“Desert Rose” by Violaine Huisman, the autobiography of a passionate lover

Desert rose

by Violaine Huisman

Gallimard, 242 p., 19 €

In early 2018, Violaine Huisman made a dazzling entry into literature with her first book, Fugitive because queen, where the overwhelming love of Violaine and her sister unfolded for their extravagant and bipolar mother. After a first part overflowing with emotion, where the girl evoked ” mum “, in a second, a more distant biographical account, the woman appeared, “Catherine Cremnitz”. The whole painted a portrait of a woman as exhausting as endearing.

Less than two years later, Violaine Huisman publishes a text of which she occupies this time the center. Employed by a New York publishing house, she just broke up in 2007 with the man whose life she has shared for three years. This separation, the third, it imposes itself as the last, even if with him love has taken on an extraordinary carnal dimension: the contact of his skin makes it ” combustible “. “This indomitable desire that I had for him immolated in me all reason, all modesty. I had to beg him not to touch my arm in public so as not to have to struggle, in petto, against the feverish urge to strip naked on the spot. “ Violaine Huisman refuses to rekindle the flame of this relationship with an inconstant, unfaithful and angry man.

After hesitating between hiding in her apartment and wandering around New York, fearing to meet him, she decides to put the Atlantic between her and him. She has an alibi: the sumptuous celebration of her sister’s thirty years in Marrakech. It determines a journey: the crossing of the Sahara from Morocco to Senegal where his mother lives part of the year. Sorrow in love anesthetizing all common sense, she remains deaf to the warnings of friends and the employee of the Embassy of Mauritania where she obtains her visa, barely informed of the conflict in Western Sahara.

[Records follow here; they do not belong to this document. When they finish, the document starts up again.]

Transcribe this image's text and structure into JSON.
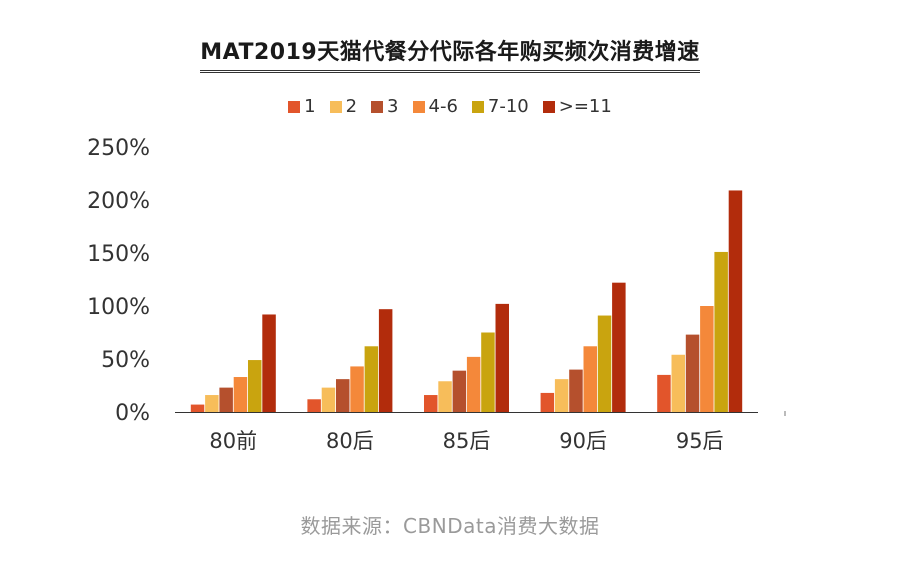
{
  "chart_data": {
    "type": "bar",
    "title": "MAT2019天猫代餐分代际各年购买频次消费增速",
    "categories": [
      "80前",
      "80后",
      "85后",
      "90后",
      "95后"
    ],
    "series": [
      {
        "name": "1",
        "color": "#e2552b",
        "values": [
          7,
          12,
          16,
          18,
          35
        ]
      },
      {
        "name": "2",
        "color": "#f7bd5a",
        "values": [
          16,
          23,
          29,
          31,
          54
        ]
      },
      {
        "name": "3",
        "color": "#b5502d",
        "values": [
          23,
          31,
          39,
          40,
          73
        ]
      },
      {
        "name": "4-6",
        "color": "#f4883a",
        "values": [
          33,
          43,
          52,
          62,
          100
        ]
      },
      {
        "name": "7-10",
        "color": "#c9a40f",
        "values": [
          49,
          62,
          75,
          91,
          151
        ]
      },
      {
        "name": ">=11",
        "color": "#b22c0c",
        "values": [
          92,
          97,
          102,
          122,
          209
        ]
      }
    ],
    "ylim": [
      0,
      250
    ],
    "yticks": [
      "0%",
      "50%",
      "100%",
      "150%",
      "200%",
      "250%"
    ],
    "ytick_values": [
      0,
      50,
      100,
      150,
      200,
      250
    ],
    "legend_position": "top",
    "grid": false
  },
  "source": "数据来源：CBNData消费大数据"
}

In the first part, Violaine Huisman mixes her strange expedition to Nouakchott and in the desert, with the memory of her incandescent loves with the same passion in the writing she put in these feverish lovemaking, sometimes revealing herself crudely in pages madly sensual. Then the fluctuations of the Saharan wandering and the whining of a very physical passion give way to a colder story in which it is told in the third person, relocating this destructive story in a contrasting love trajectory. Little by little, everything takes on meaning until this journey which seems devoid of it. The similarity of the construction with Fugitive because queen may surprise. But the alert and sumptuous pen of Violaine Huisman incites to forgive her everything. And then how not to see in this common point between the two books, one devoted to Catherine Cremnitz and the other autobiographical, a discreet link between one and the other, perhaps a new sign of love for the daughter to her mother?